I can feel it coming in the air tonight, Oh Lord,
I've been waiting for this moment all my life, Oh Lord,
Can you feel it coming in the air tonight?
Indulge me the 1980s moment! I'm a tad excited. When you've worked in publishing as long as I have, you know that a genuine word of mouth is as rare as hen's teeth. The last time I remember being taken by surprise by a book phenomenon was back in the 1990s. Back then, my job in children's publishing still left my peers and friends smiling indulgently. Ah, bless. To read a children's novel on the tube (as all children's editors and writers surely do) left one feeling embarrassed. Then, the Harry Potter phenomenon started and the landscape of children's publishing changed for ever. Adults in suits sat on the tubes, proudly displaying the cover of their Harry Potter novels as the world devoured these books.
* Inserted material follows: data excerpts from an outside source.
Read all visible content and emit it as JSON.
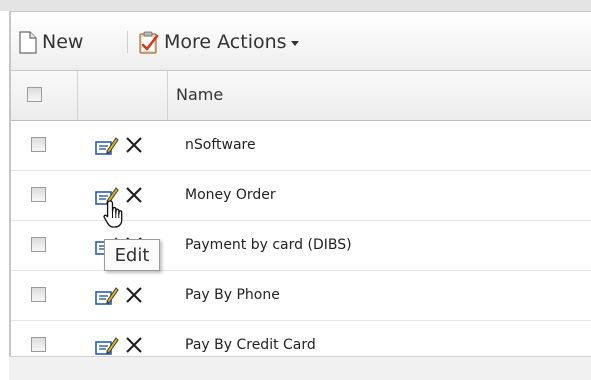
{
  "toolbar": {
    "new_label": "New",
    "more_actions_label": "More Actions"
  },
  "table": {
    "column_name_header": "Name",
    "rows": [
      {
        "name": "nSoftware"
      },
      {
        "name": "Money Order"
      },
      {
        "name": "Payment by card (DIBS)"
      },
      {
        "name": "Pay By Phone"
      },
      {
        "name": "Pay By Credit Card"
      }
    ]
  },
  "tooltip": {
    "text": "Edit"
  },
  "icons": {
    "new": "new-document-icon",
    "more_actions": "clipboard-check-icon",
    "edit": "edit-pencil-icon",
    "delete": "delete-x-icon",
    "cursor": "hand-pointer-cursor-icon"
  },
  "colors": {
    "toolbar_bg": "#f3f3f3",
    "header_bg": "#f0f0f0",
    "border": "#c6c6c6",
    "text": "#333333",
    "edit_icon_blue": "#2a5ea8",
    "pencil_yellow": "#e3b61a"
  }
}
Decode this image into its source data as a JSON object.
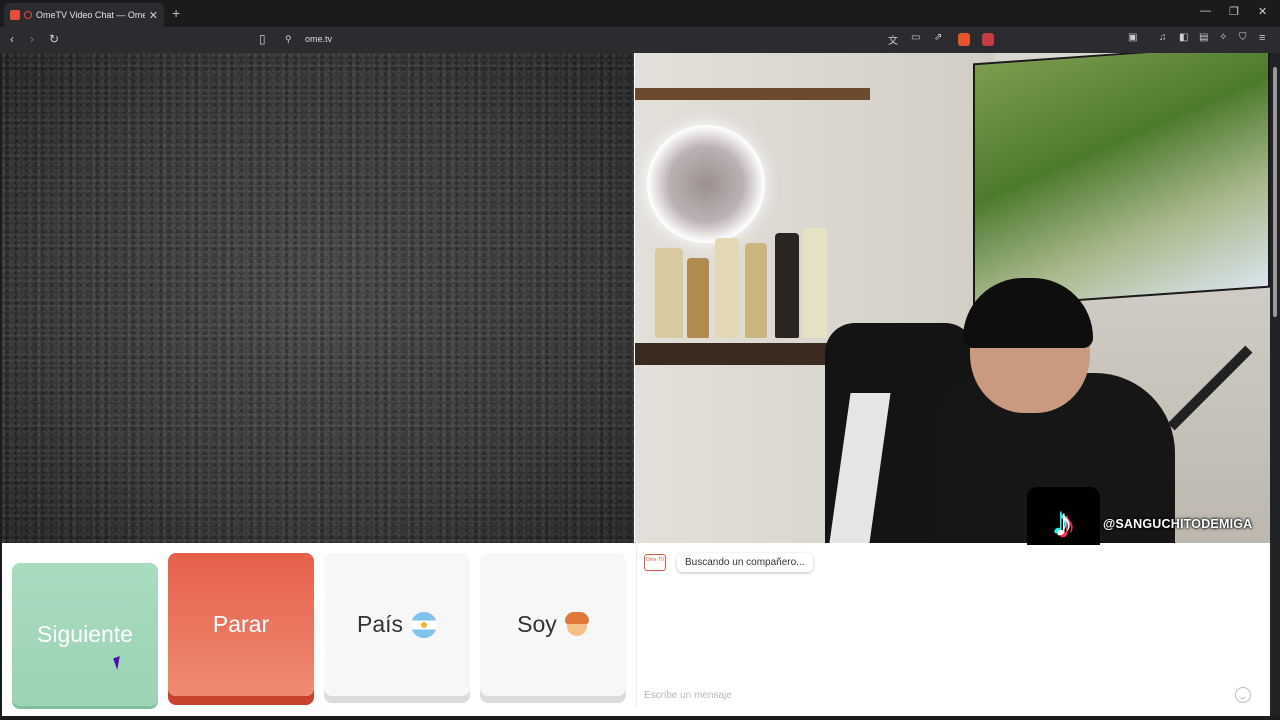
{
  "browser": {
    "tab_title": "OmeTV Video Chat — Omeg",
    "tab_close": "✕",
    "new_tab": "+",
    "url": "ome.tv",
    "window_controls": {
      "minimize": "—",
      "maximize": "❐",
      "close": "✕"
    },
    "icons": [
      "back-icon",
      "forward-icon",
      "reload-icon",
      "bookmark-icon",
      "site-info-icon",
      "translate-icon",
      "cast-icon",
      "share-icon",
      "brave-shield-icon",
      "rewards-icon",
      "sidebar-icon",
      "media-icon",
      "wallet-icon",
      "leo-icon",
      "vpn-icon",
      "menu-icon"
    ]
  },
  "controls": {
    "next_label": "Siguiente",
    "stop_label": "Parar",
    "country_label": "País",
    "gender_label": "Soy",
    "next_color": "#9bd3b4",
    "stop_color": "#e5604b"
  },
  "chat": {
    "logo_text": "Ome TV",
    "status_message": "Buscando un compañero...",
    "input_placeholder": "Escribe un mensaje"
  },
  "overlay": {
    "tiktok_handle": "@SANGUCHITODEMIGA"
  }
}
My first clue that something special was happening was when an old school friend, male and (at that time) single and child-free asked me:
'What's all this about the boy in the glasses with the scar on his forehead?'
'Harry Potter?' I asked.
'That's the one!'
I was shocked and impressed in equal measure. And it's happening again now. I'm watching my second phenomenon, but the landscape has changed again. No one's asking me about this book. No one needs to. It's there for all interested parties to see on Facebook: the slow, excited reveal of reviews, a reprint, the publisher's own Facebook page, a meeting this week with Rights People and, most recently, a splendid review in The Guardian and a place in The Times' review of children's books of the year.
I'm talking about Gillian Philip's Firebrand, published three months ago and already onto a reprint. If you're one of the lucky ones, you'll have a rare first edition. I haven't read this novel yet, but a pristine copy is sat on my desk waiting for its turn once I've finished Keren David's Almost True. (A whole other, yummy blog post right there!)
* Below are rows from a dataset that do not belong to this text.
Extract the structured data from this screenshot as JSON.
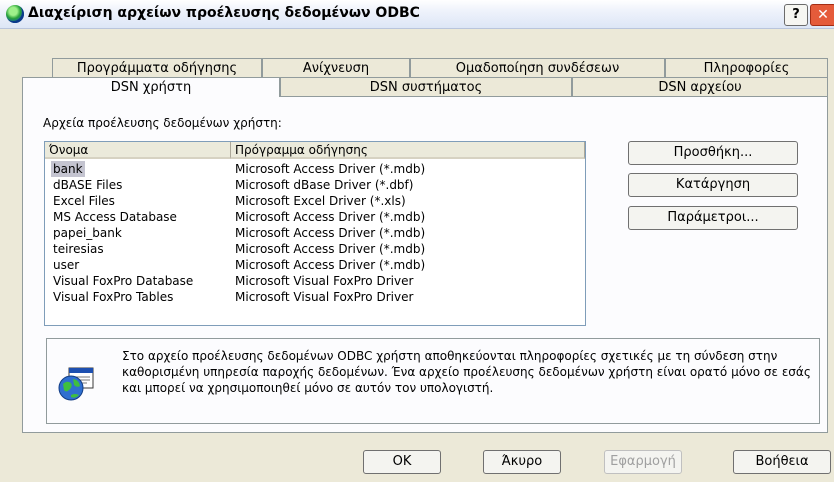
{
  "window": {
    "title": "Διαχείριση αρχείων προέλευσης δεδομένων ODBC",
    "help_label": "?",
    "close_label": "✕"
  },
  "tabs_back": [
    {
      "label": "Προγράμματα οδήγησης"
    },
    {
      "label": "Ανίχνευση"
    },
    {
      "label": "Ομαδοποίηση συνδέσεων"
    },
    {
      "label": "Πληροφορίες"
    }
  ],
  "tabs_front": [
    {
      "label": "DSN χρήστη",
      "active": true
    },
    {
      "label": "DSN συστήματος",
      "active": false
    },
    {
      "label": "DSN αρχείου",
      "active": false
    }
  ],
  "section_label": "Αρχεία προέλευσης δεδομένων χρήστη:",
  "list": {
    "columns": [
      "Όνομα",
      "Πρόγραμμα οδήγησης"
    ],
    "rows": [
      {
        "name": "bank",
        "driver": "Microsoft Access Driver (*.mdb)",
        "selected": true
      },
      {
        "name": "dBASE Files",
        "driver": "Microsoft dBase Driver (*.dbf)"
      },
      {
        "name": "Excel Files",
        "driver": "Microsoft Excel Driver (*.xls)"
      },
      {
        "name": "MS Access Database",
        "driver": "Microsoft Access Driver (*.mdb)"
      },
      {
        "name": "papei_bank",
        "driver": "Microsoft Access Driver (*.mdb)"
      },
      {
        "name": "teiresias",
        "driver": "Microsoft Access Driver (*.mdb)"
      },
      {
        "name": "user",
        "driver": "Microsoft Access Driver (*.mdb)"
      },
      {
        "name": "Visual FoxPro Database",
        "driver": "Microsoft Visual FoxPro Driver"
      },
      {
        "name": "Visual FoxPro Tables",
        "driver": "Microsoft Visual FoxPro Driver"
      }
    ]
  },
  "side_buttons": {
    "add": "Προσθήκη...",
    "remove": "Κατάργηση",
    "configure": "Παράμετροι..."
  },
  "info": {
    "icon": "odbc-datasource-icon",
    "text": "Στο αρχείο προέλευσης δεδομένων ODBC χρήστη αποθηκεύονται πληροφορίες σχετικές με τη σύνδεση στην καθορισμένη υπηρεσία παροχής δεδομένων. Ένα αρχείο προέλευσης δεδομένων χρήστη είναι ορατό μόνο σε εσάς και μπορεί να χρησιμοποιηθεί μόνο σε αυτόν τον υπολογιστή."
  },
  "buttons": {
    "ok": "OK",
    "cancel": "Άκυρο",
    "apply": "Εφαρμογή",
    "help": "Βοήθεια"
  }
}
So why should I care that a children's author in Scotland is enjoying fabulous success? Because the Internet made me. I first came across Gillian Philip when I learned that we both contribute to the shared blog, An Awfully Big Blog Adventure. Gillian's posts leapt out at me, making me laugh. So I asked to become her Facebook friend and discovered that the early signs rang true - Gillian is funny, down-to-earth, honest and supportive to the community of children's writers that use Facebook. Only this week, Gillian shared a great blog post about the joys of Facebook.
I just missed meeting Gillian face-to-face this week when we were both in the same building but each oblivious to the near presence of a Facebook friend. Doh! If it hadn't been for blogs and social networking sites, I wouldn't have known or cared. I'd have inhabited a smaller, more selfish world. As it is, I hope we will have coffee one day and I am truly delighted to see that Gillian is one of those writers we all dream of being: The Not Overnight Success.
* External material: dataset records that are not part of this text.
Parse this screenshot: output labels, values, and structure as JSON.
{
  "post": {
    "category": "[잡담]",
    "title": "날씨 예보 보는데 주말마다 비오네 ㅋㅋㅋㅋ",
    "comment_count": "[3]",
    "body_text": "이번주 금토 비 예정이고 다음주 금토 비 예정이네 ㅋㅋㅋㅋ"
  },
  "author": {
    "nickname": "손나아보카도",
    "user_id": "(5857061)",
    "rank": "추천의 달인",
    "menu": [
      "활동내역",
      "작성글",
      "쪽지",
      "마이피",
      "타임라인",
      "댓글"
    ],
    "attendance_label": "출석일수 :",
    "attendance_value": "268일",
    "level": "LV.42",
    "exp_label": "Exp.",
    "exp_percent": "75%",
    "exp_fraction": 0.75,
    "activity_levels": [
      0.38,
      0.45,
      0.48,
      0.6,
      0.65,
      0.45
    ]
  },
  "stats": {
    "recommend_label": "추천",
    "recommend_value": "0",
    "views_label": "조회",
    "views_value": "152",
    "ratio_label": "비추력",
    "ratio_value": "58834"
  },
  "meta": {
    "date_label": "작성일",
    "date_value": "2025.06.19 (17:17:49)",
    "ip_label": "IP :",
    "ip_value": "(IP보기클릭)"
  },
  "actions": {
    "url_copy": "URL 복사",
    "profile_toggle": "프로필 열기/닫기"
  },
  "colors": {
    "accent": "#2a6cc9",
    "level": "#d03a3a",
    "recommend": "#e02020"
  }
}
What is most interesting for me is the timing of this success. It's been a really odd, wobbly couple of years in the publishing community, thanks to a recession and the rise of ebooks. In this week's The Bookseller, there's an interesting article about our first truly electronic Christmas. Will Firebrand become an ebook? Who knows. But for any authors out there who still think that Twitter, blogs and Facebook are a waste of time - scroll down to the penultimate paragraph of this article and read carefully.
The world's changing, but not so much that something special and old-fashioned can't still happen. The word of mouth success. And it's happening to someone I (almost!) know.
Firebrand is published by Strident Publishing.